Untreated magnesium has a lower corrosion rate in an industrial atmosphere than mild steel
The practical aspect of the protection of magnesium alloys, in severe conditions especially, is very closely bound up on one hand with design and on the other with assembly. Schemes that are otherwise good may miscarry for lack of thought at the design stage or because of faulty or careless assembly. In general, the corrosive substances to be avoided are aqueous solutions of salts and acids. They may be derived from salt spray or from industrial gases such as sulphur dioxide. Most of the impurities in the atmosphere which lead to the corrosion and rotting of structural iron and steel will also attack magnesium, though sulphur gases are less damaging than chlorides. In a similar way corrosive conditions to be avoided are the wetting, and especially the persistent wetting, of the metal surface by such solutions as those described above. They may take the form of rain, seawater splashes, condensate from the cooling of highly humid atmospheres and the like. If these can be kept in check, little trouble will result.

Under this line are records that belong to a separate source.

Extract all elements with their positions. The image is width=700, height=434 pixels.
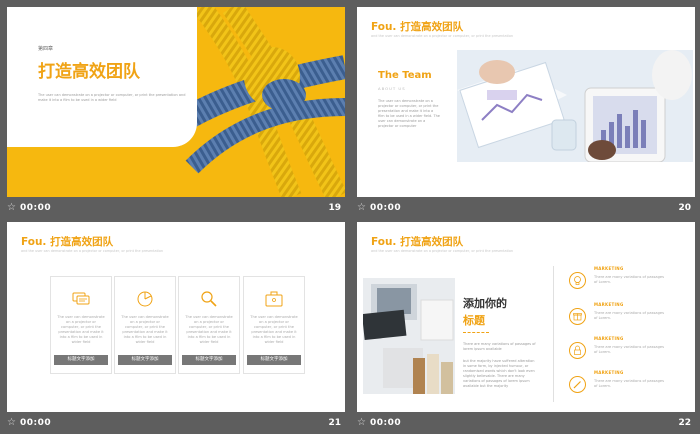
card-text: The user can demonstrate on a projector … [121,315,169,344]
card-label: 标题文字添加 [247,355,301,365]
chapter-label: 第四章 [38,46,54,52]
slide-21[interactable]: Fou. 打造高效团队 and the user can demonstrate… [7,222,345,412]
marketing-title: MARKETING [594,266,624,271]
wave-divider [463,329,489,333]
search-icon [201,291,217,307]
desk-photo [363,278,455,394]
slide-22-bar: ☆ 00:00 22 [357,414,695,434]
marketing-title: MARKETING [594,370,624,375]
slide-20[interactable]: Fou. 打造高效团队 and the user can demonstrate… [357,7,695,197]
feature-card[interactable]: The user can demonstrate on a projector … [50,276,112,374]
feature-card[interactable]: The user can demonstrate on a projector … [178,276,240,374]
circle-frame [569,308,586,325]
rope-knot-image [172,7,345,197]
slide-time: 00:00 [370,418,402,428]
slide-19[interactable]: 第四章 打造高效团队 The user can demonstrate on a… [7,7,345,197]
body-paragraph-2: but the majority have suffered alteratio… [463,359,535,388]
body-paragraph-1: There are many variations of passages of… [463,342,536,351]
slide-21-bar: ☆ 00:00 21 [7,414,345,434]
slide-header-title: Fou. 打造高效团队 [371,21,464,33]
slide-header-subtitle: and the user can demonstrate on a projec… [371,249,514,253]
slide-description: The user can demonstrate on a projector … [38,93,186,102]
slide-header-subtitle: and the user can demonstrate on a projec… [21,249,164,253]
main-title-line-1: 添加你的 [463,297,507,310]
lock-icon [574,345,581,355]
marketing-title: MARKETING [594,336,624,341]
vertical-divider [553,266,554,402]
star-icon: ☆ [7,202,16,213]
slide-header-subtitle: and the user can demonstrate on a projec… [371,34,514,38]
pie-chart-icon [137,291,153,307]
card-label: 标题文字添加 [118,355,172,365]
card-text: The user can demonstrate on a projector … [250,315,298,344]
circle-frame [569,342,586,359]
feature-card[interactable]: The user can demonstrate on a projector … [243,276,305,374]
bulb-icon [574,276,581,285]
slide-number: 21 [328,418,341,428]
marketing-title: MARKETING [594,302,624,307]
briefcase-icon [265,291,283,307]
office-photo [457,50,693,162]
card-text: The user can demonstrate on a projector … [57,315,105,344]
marketing-desc: There are many variations of passages of… [594,379,664,388]
slide-time: 00:00 [20,203,52,213]
gift-icon [573,313,582,321]
marketing-desc: There are many variations of passages of… [594,311,664,320]
slide-number: 22 [678,418,691,428]
chat-icon [72,292,90,305]
star-icon: ☆ [357,417,366,428]
slide-number: 19 [328,203,341,213]
team-subtitle: ABOUT US [378,86,406,91]
marketing-desc: There are many variations of passages of… [594,345,664,354]
card-text: The user can demonstrate on a projector … [185,315,233,344]
pen-icon [573,381,581,389]
slide-title: 打造高效团队 [38,62,140,82]
star-icon: ☆ [7,417,16,428]
slide-22[interactable]: Fou. 打造高效团队 and the user can demonstrate… [357,222,695,412]
slide-time: 00:00 [20,418,52,428]
team-description: The user can demonstrate on a projector … [378,99,440,128]
star-icon: ☆ [357,202,366,213]
slide-header-title: Fou. 打造高效团队 [21,236,114,248]
marketing-desc: There are many variations of passages of… [594,275,664,284]
slide-header-title: Fou. 打造高效团队 [371,236,464,248]
slide-time: 00:00 [370,203,402,213]
slide-20-bar: ☆ 00:00 20 [357,199,695,219]
card-label: 标题文字添加 [54,355,108,365]
main-title-line-2: 标题 [463,314,485,327]
slide-19-bar: ☆ 00:00 19 [7,199,345,219]
slide-number: 20 [678,203,691,213]
team-title: The Team [378,70,432,81]
circle-frame [569,272,586,289]
feature-card[interactable]: The user can demonstrate on a projector … [114,276,176,374]
card-label: 标题文字添加 [182,355,236,365]
circle-frame [569,376,586,393]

Minimising damage to magnesium alloy parts
Corrosive influences are those factors which affect the behaviour of the metal in its environment. For example, lack of ventilation, by preventing evaporation of condensed water, may make all the difference in the situation. With free evaporation little or no corrosion will occur, whereas in the continued presence of moisture corrosion may be severe. In the same way the accumulation of water in an undrained recess may bring about significant corrosion, whereas little or none would have occurred if the water had been free to drain away. Hairline fissures between mating surfaces, which by capillary action attract and retain films of moisture also come into this category.